Janelle Pflager said she bought a baseball bat for safety and set up multiple motion detectors fearing the burglars would return. She said Markus Kaarma brought a shotgun upstairs from the basement, loaded it and kept it in the dining room.

“I walked around with a baseball bat for a while because I didn’t know when they were coming or who they were,” Pflager said of the burglars.

She said she planned to use it to hold intruders at bay and said she thought that was Kaarma’s thinking about the gun.

“I think the way he looked at it was same way I looked at the baseball bat,” Pflager said. “‘I have this bat; you’re going to listen to what I say’ … I thought it was a scare thing.”

Kaarma is charged with baiting the victim, Diren Dede, into sneaking into his Missoula garage early April 27 and killing him with four shotgun blasts after being alerted by a motion detector. He has pleaded not guilty to deliberate homicide, citing fear of harm to his family and property after previous burglaries.

Pflager’s testimony came as prosecutors opened their case Thursday.

Deputy County Attorney Jennifer Clark said Kaarma gave no warning before firing into the darkened garage and paused between the third and fourth shots.

“Neighbors heard the sequence of shots,” Clark said. “They heard boom, boom, boom, pause, boom.” She held the pump-action shotgun used in the slaying and simulated firing it.

Days before the shooting, Kaarma had gone for a haircut and three women from the shop testified Thursday that they heard him say he had been waiting up nights to shoot an intruder.

“‘I’ve been up three nights with a shotgun waiting to kill some kids,'” hairstylist Tanya Colby said when asked what Kaarma talked about during the haircut. She said he later told her, “‘I’m not kidding, you’re seriously going to see this on the news.'”

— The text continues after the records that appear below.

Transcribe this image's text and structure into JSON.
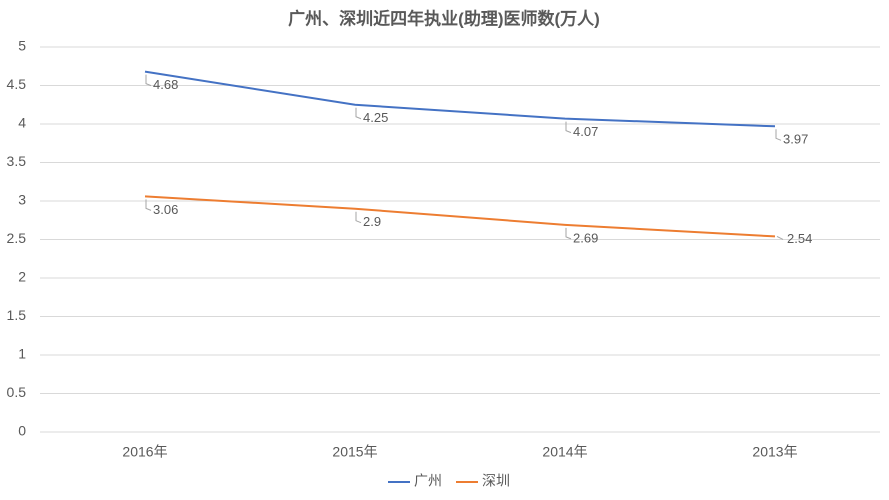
{
  "chart_data": {
    "type": "line",
    "title": "广州、深圳近四年执业(助理)医师数(万人)",
    "categories": [
      "2016年",
      "2015年",
      "2014年",
      "2013年"
    ],
    "series": [
      {
        "name": "广州",
        "color": "#4472c4",
        "values": [
          4.68,
          4.25,
          4.07,
          3.97
        ]
      },
      {
        "name": "深圳",
        "color": "#ed7d31",
        "values": [
          3.06,
          2.9,
          2.69,
          2.54
        ]
      }
    ],
    "ylim": [
      0,
      5
    ],
    "yticks": [
      0,
      0.5,
      1,
      1.5,
      2,
      2.5,
      3,
      3.5,
      4,
      4.5,
      5
    ],
    "grid": true,
    "legend": "bottom"
  }
}
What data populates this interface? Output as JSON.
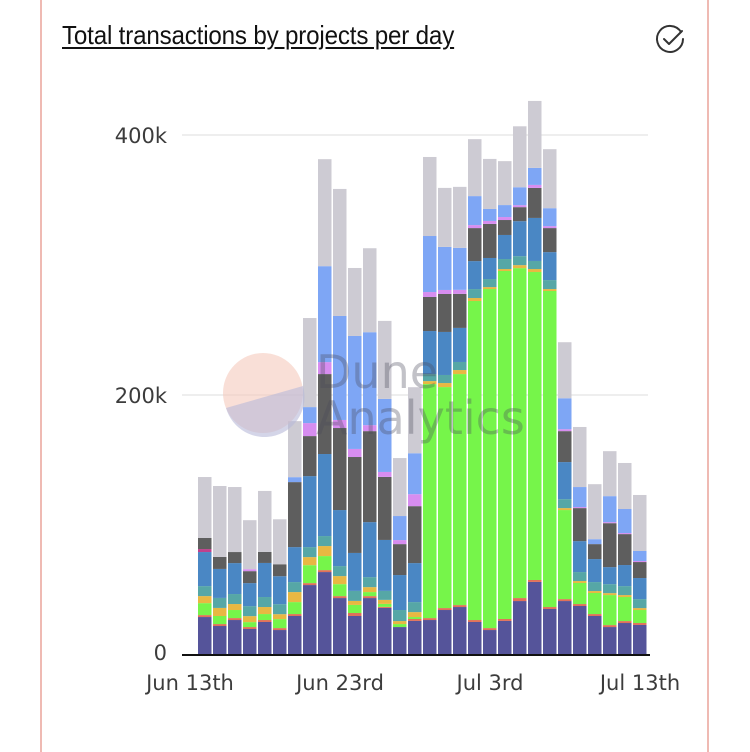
{
  "card": {
    "title": "Total transactions by projects per day",
    "status_icon": "check-circle-icon",
    "border_color": "#efbab3"
  },
  "watermark": {
    "line1": "Dune",
    "line2": "Analytics"
  },
  "chart_data": {
    "type": "bar",
    "stacked": true,
    "title": "Total transactions by projects per day",
    "xlabel": "",
    "ylabel": "",
    "ylim": [
      0,
      430000
    ],
    "grid": true,
    "legend": "none",
    "y_ticks": [
      {
        "value": 0,
        "label": "0"
      },
      {
        "value": 200000,
        "label": "200k"
      },
      {
        "value": 400000,
        "label": "400k"
      }
    ],
    "x_ticks": [
      {
        "index": 0,
        "label": "Jun 13th"
      },
      {
        "index": 10,
        "label": "Jun 23rd"
      },
      {
        "index": 20,
        "label": "Jul 3rd"
      },
      {
        "index": 30,
        "label": "Jul 13th"
      }
    ],
    "categories": [
      "2021-06-13",
      "2021-06-14",
      "2021-06-15",
      "2021-06-16",
      "2021-06-17",
      "2021-06-18",
      "2021-06-19",
      "2021-06-20",
      "2021-06-21",
      "2021-06-22",
      "2021-06-23",
      "2021-06-24",
      "2021-06-25",
      "2021-06-26",
      "2021-06-27",
      "2021-06-28",
      "2021-06-29",
      "2021-06-30",
      "2021-07-01",
      "2021-07-02",
      "2021-07-03",
      "2021-07-04",
      "2021-07-05",
      "2021-07-06",
      "2021-07-07",
      "2021-07-08",
      "2021-07-09",
      "2021-07-10",
      "2021-07-11",
      "2021-07-12"
    ],
    "series": [
      {
        "color": "#55549a",
        "values": [
          29200,
          22300,
          26900,
          20000,
          25400,
          19200,
          30000,
          53800,
          63800,
          43800,
          30000,
          43800,
          36200,
          21500,
          26200,
          26900,
          34600,
          36900,
          25400,
          19200,
          26200,
          41500,
          56200,
          35400,
          41500,
          37700,
          30000,
          21500,
          24600,
          23100
        ]
      },
      {
        "color": "#e0705a",
        "values": [
          1500,
          1500,
          1500,
          1500,
          1500,
          1500,
          1500,
          1500,
          1500,
          1500,
          2300,
          1500,
          800,
          0,
          1500,
          1500,
          1500,
          1500,
          1500,
          1500,
          1500,
          2300,
          1500,
          1500,
          1500,
          1500,
          1500,
          1500,
          1500,
          1500
        ]
      },
      {
        "color": "#76f54a",
        "values": [
          9200,
          6200,
          6200,
          3800,
          4600,
          6900,
          9200,
          13800,
          10800,
          9200,
          6200,
          3100,
          2300,
          2300,
          1500,
          180000,
          170000,
          177700,
          245400,
          260800,
          267700,
          253800,
          236900,
          243100,
          68500,
          16200,
          16200,
          23100,
          18500,
          10000
        ]
      },
      {
        "color": "#e8b842",
        "values": [
          5400,
          6200,
          4600,
          4600,
          5400,
          3800,
          7700,
          6200,
          7700,
          6200,
          3100,
          3800,
          3100,
          2300,
          3800,
          2300,
          3100,
          3100,
          2300,
          1500,
          1500,
          2300,
          2300,
          1500,
          1500,
          1500,
          1500,
          1500,
          1500,
          1500
        ]
      },
      {
        "color": "#56a7a6",
        "values": [
          7700,
          7700,
          7700,
          7700,
          7700,
          7700,
          7700,
          7700,
          7700,
          7700,
          7700,
          7700,
          6900,
          8500,
          7700,
          5400,
          6200,
          6200,
          6900,
          6200,
          7700,
          6900,
          6200,
          6900,
          6900,
          6900,
          6900,
          6900,
          6900,
          6900
        ]
      },
      {
        "color": "#4a87c4",
        "values": [
          26200,
          22300,
          23800,
          17700,
          26200,
          21500,
          26900,
          54600,
          63100,
          43100,
          29200,
          42300,
          39200,
          26900,
          30000,
          33100,
          33100,
          26200,
          21500,
          16200,
          18500,
          26900,
          33100,
          21500,
          28500,
          23800,
          17700,
          13100,
          16200,
          16200
        ]
      },
      {
        "color": "#c0408c",
        "values": [
          2300,
          0,
          0,
          0,
          0,
          0,
          0,
          0,
          0,
          0,
          0,
          0,
          0,
          0,
          0,
          0,
          0,
          0,
          0,
          0,
          0,
          0,
          0,
          0,
          0,
          0,
          0,
          0,
          0,
          0
        ]
      },
      {
        "color": "#5e5e5e",
        "values": [
          8500,
          9200,
          8500,
          9200,
          8500,
          9200,
          50000,
          30800,
          61500,
          63100,
          73800,
          70000,
          48500,
          23800,
          43800,
          26200,
          29200,
          26200,
          25400,
          26200,
          11500,
          10800,
          23100,
          18500,
          23800,
          25400,
          11500,
          33800,
          23800,
          12300
        ]
      },
      {
        "color": "#d78df0",
        "values": [
          0,
          0,
          0,
          1500,
          0,
          0,
          0,
          10000,
          9200,
          6200,
          6200,
          4600,
          3800,
          3100,
          9200,
          3800,
          3100,
          3100,
          2300,
          2300,
          2300,
          1500,
          2300,
          1500,
          1500,
          800,
          0,
          800,
          800,
          800
        ]
      },
      {
        "color": "#7ea6f5",
        "values": [
          0,
          0,
          0,
          0,
          0,
          0,
          3800,
          12300,
          73800,
          80000,
          86900,
          71500,
          56200,
          18500,
          31500,
          43100,
          33100,
          32300,
          22300,
          9200,
          9200,
          13800,
          13100,
          13800,
          23800,
          15400,
          3800,
          20000,
          18500,
          7700
        ]
      },
      {
        "color": "#cdcbd3",
        "values": [
          46900,
          54600,
          50000,
          37700,
          46900,
          34600,
          43100,
          68500,
          82300,
          97700,
          52300,
          64600,
          60000,
          44600,
          50800,
          60800,
          45400,
          46900,
          43800,
          38500,
          33800,
          46900,
          51500,
          45400,
          43100,
          46200,
          42300,
          34600,
          35400,
          43100
        ]
      }
    ]
  }
}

Colby also said Kaarma believed police weren’t doing anything about the burglaries.

Defense attorney Paul Ryan said Montana law allows homeowners to protect their residences with deadly force when they believe they are going to be harmed.

Kaarma didn’t know whether the person inside the garage was armed, Ryan said. He said Kaarma felt targeted and increasingly anxious for the safety of Pflager and their infant son after the first burglaries.

Montana’s “stand your ground” law makes it easier for people to avoid prosecution in a shooting if they felt an imminent danger, whether or not the person shot was armed. Dede, from the German city of Hamburg, was not carrying a weapon.

Dede’s parents, Celal and Gulcin Dede, are attending the trial.

“We have lost a bit of our joy for life,” Celal Dede said in a prepared statement to Germany’s RTL Television. “We can no longer laugh, no longer be happy. A huge part of us was taken from our lives — a part that made our family very happy.”